Program themes in the 1970s were often contemporary instead of literary. Examples are: “Contemporary Women,” “Countries in the News,” “Countries in a Troubled World” and “Successful Americans Born in Another Country.” A timely subject for the year 1975-76 was “Bicentennial Celebrations Across the Country.”
During the 75th year, 1987-88, the theme of programs was “The Way Things Were … Our 75 Years.” Program leaders were assigned time periods during the 75 years of the club’s existence beginning with “1912 - The Year We Began.”
The Diamond Anniversary of the Lumbee Study Club was celebrated with a tea on the afternoon of Nov. 12, 1987, the exact date of the first meeting 75 years before. Members planned long and well for this celebration, which was at the home of Mary Stephens. The event was in the year of the Bicentennial of Robeson County.
4th 25 Years, 1987-2012
The last 25 years have been years of the loss of long-time members, interesting new and sometimes short-term members and maintaining, in a fast-changing world, the traditions of the great ladies who began the club. Meetings are sometimes at a retirement facility, Wesley Pines, and the residents who remain members seem happy to be attending a meeting of the Lumbee Study Club. Younger and newer members benefit from their wisdom.
Life is busier now for members, and meetings are held in restaurants, as well as homes. Business is simple in the current economy, but members remain civic minded. Minutes now are prepared on computers, sometimes at the meeting. A bank account was opened for the first time, funds formerly having been kept in a box or an envelope.
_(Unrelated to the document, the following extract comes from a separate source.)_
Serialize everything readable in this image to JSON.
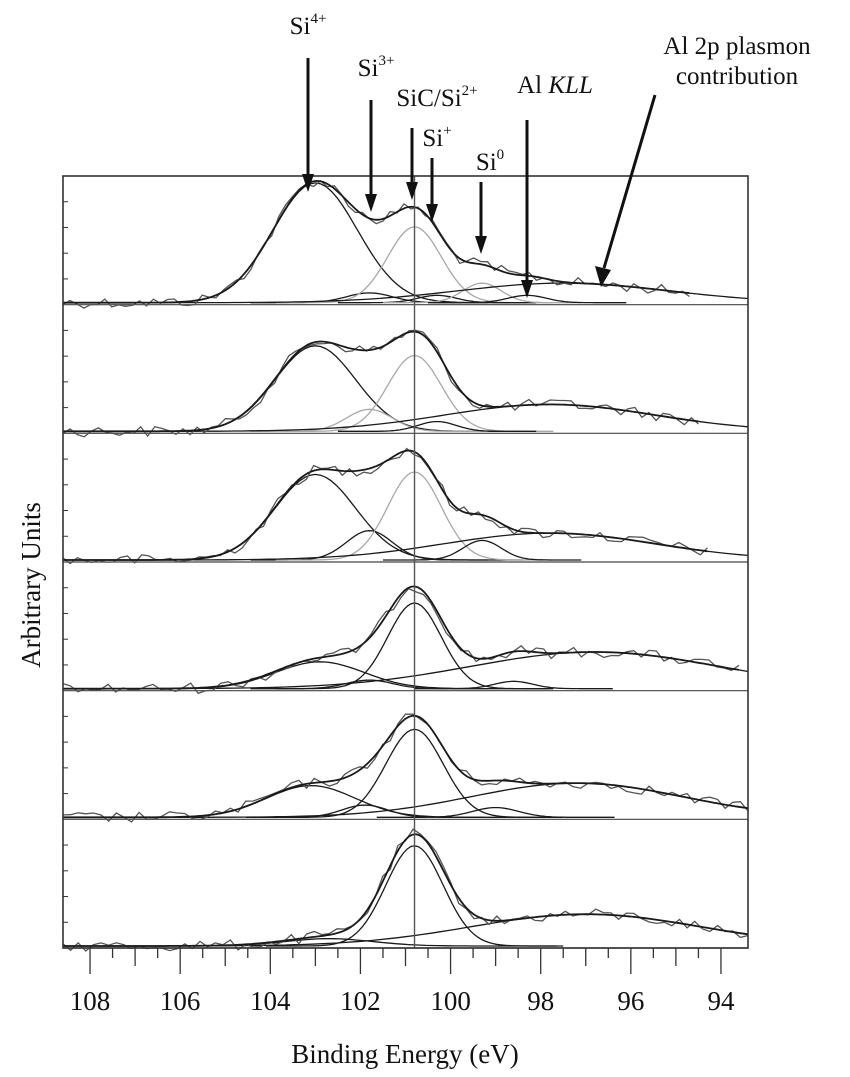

Monthly programs continue to be taken seriously by those responsible. Members who elect to invite speakers choose well. A program committee of three members is appointed by the president to report the theme in May, giving members time to prepare for the next year. In club archives and minutes, program reviews have always received the most coverage of events that take place at meetings.
Programs during 100 years have been historical, contemporary, and global. They were literary and arts oriented in the early years. Later themes have included: “Great Religions of the World,” “Inns of America,” “Women in History,” “Presidents or Presidents’ Families” and the ever-popular “Program of Your Choice.” Recently, current members studied the arts — arts of many kinds — for several years running.
Often guest artists are invited to present the Christmas celebration program. For example, the 82nd Airborne Division Chorus gave an outstanding performance in a recent year. A presentation by members titled “The Holly and the Ivy,” made the spirit come alive. John’s restaurant was a favorite location for the Christmas luncheon for several years. Use of club talent is encouraged.
The club currently has two members who are worthy of note. Anne Culbreth is a true daughter, her mother having been a long-time member of the club in the early years, as well as two of her
aunts, a niece and a cousin, who was a charter member. She joined in 1978. Another daughter, Helen Sharpe, was invited into the club after her mother, Eva Pat Seawell, moved from St. Pauls to Lumberton in the late 1970s and became a member. Helen’s historic connection is that her mother-in-law, Mrs. J.A. Sharpe, was a charter member.
Mary Stephens at the age of 103, closer to 104, is older than the club. She joined in 1947 and was made a life member in 2009.
The members of the Lumbee Study Club will celebrate the club’s Centennial on the same day and month it was begun 100 years ago, the second Thursday of November.